Nsolo Camp is situated overlooking a wide bend of the Luwi River. The camp was named after the local honeyguide bird - Nsolo - and is located directly west of the Nsefu Sector of the Park in a sandy area dominated by mopane trees.
Accommodation consists of four individually designed chalets each on raised wooden decks with high thatched roofs and private verandahs. The rooms are very spacious with reed walls that are broken up by bamboo lattice windows, stylish furnishings made using local materials and ensuite open-air bathrooms.
The central chitenje that houses the dining area, lounge, bar and library has been built in the shade of some lovely mahogany and sausage trees overlooking the dry Luwi riverbed. This is the perfect spot for evening sundowners and dinner outside under the stars.
Nsolo is one of the more historic camps in Zambia. It was sited by Norman Carr in 1987 and Shaddy, the Camp Manager and guide, has been studying the wildlife and conducting walking safaris from this camp for over 10 years.
As with Luwi Camp, this is one of the South Luangwa's more remote, luxury walking safari camps and there is only a limited network of roads in this area. As a result most of the gameviewing activities are centered on walking safaris although short night drives are usually offered as well.
The Luwi river system is renowned for its lion population.
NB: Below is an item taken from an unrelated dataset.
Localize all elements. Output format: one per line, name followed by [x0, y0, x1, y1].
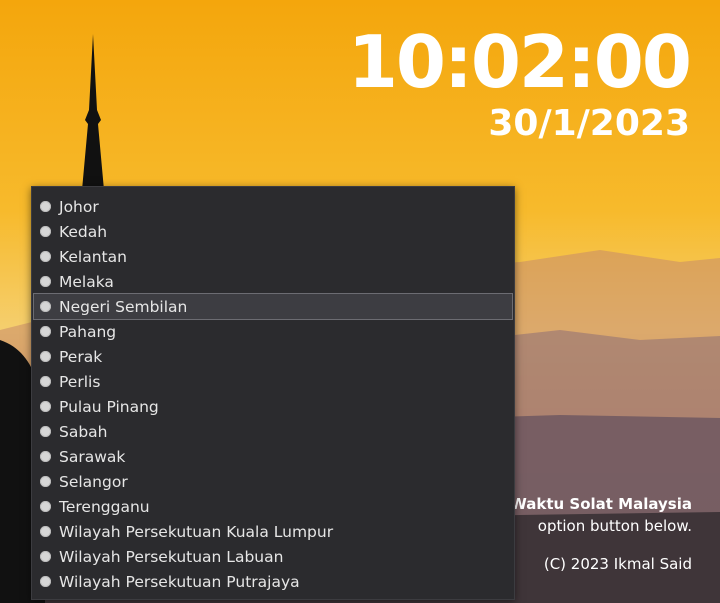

Various pride territories overlap in this area and the cats use the dry river bed as a thoroughfare and a means not only of locating their prey, who come to drink, but also of locating their rivals who must be warned away.
There are few African experiences more exciting than heading out on a walking safari early in the morning, having heard lions calling through the night, finding fresh tracks and following them up. With voices hushed and hearts beating your mind is suggesting there is a lion behind every bush. This is a true African safari experience. This is big game viewing on foot and at its best.
Owned and operated by Norman Carr Safaris the camp combines well with its sister-camps - Kapani, Mchenja, Kakuli and Luwi - where as you would expect the guiding is of the highest quality.